ALI IRMAN, Special to the Denisonian—Now in its second year, Denison’s Middle East Film Festival is set to return with an incredible and intriguing selection of films. 

The festival will kick off with the screening of Ziad Kalthoum’s Taste of Cement (2017), an intimate look at the life of Syrian construction workers exiled in Lebanon. The last film in the lineup, The Man Who Sold His Skin, by the Tunisian director Kaouther Ben Hania, was nominated for the best international feature at the 2021 Oscars, and is a clever portrayal of the seemingly disparate worlds of elitist art circles and refugees in Europe. 

Along with the screenings, there will also be the opportunity to hear directly from the makers of these films in a Q&A session. Three of the film directors, Ziad Kalthoum, Amr Gamal, Ameen Nayfeh, as well as Studio Art Professor Sheilah ReStack will lead the discussion following the screening of each film.

The screenings will take place every Thursday during the month of February at 6 p.m. in Herrick Hall followed by the Q&A session on zoom (access at https://tinyurl.com/3ttu7zt3 or vis zoom, ID: 939 1514 2887; passcode: 2437655).

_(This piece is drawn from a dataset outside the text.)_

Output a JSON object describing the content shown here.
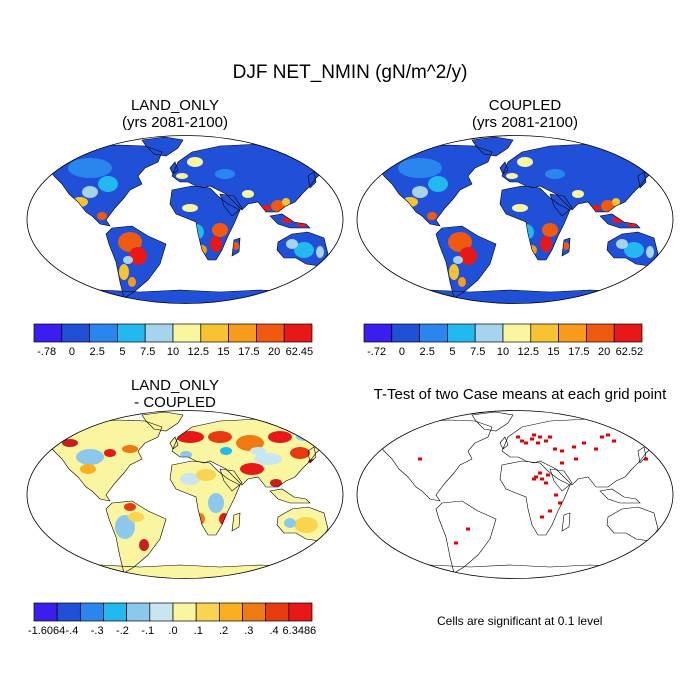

The film festival is being organized by Dr. Isis Nusair, associate professor of Women and Gender Studies and International Studies. She is also founder of the Human Rights Film Festival organized by International Studies at Denison in 2006. Dr. Nusair hopes that the films will challenge “knowledge about the MENA region [that] is oftentimes misconstrued and filtered through Islamophobic, colonialist and Orientalist eyes. Engaging with these films will offer our students a first hand opportunity at thinking more critically about the region and its people.” 

Through films like 10 Days Before the Wedding, the first Yemeni-made film to open commercially about a couple who has to overcome many obstacles before their wedding, and 200 Metres, which looks into the everyday precarity that families face under Israeli occupation in Palestine, this year’s film festival offers a refreshing and timely look at some contemporary Middle Eastern cinema. 

Through their depiction of intimate human relations and the mundane everydayness of life, these movies disrupt normative narratives around the Middle East; however, they do not shy away from posing difficult and pressing questions about displacement, migration, and the human cost of war.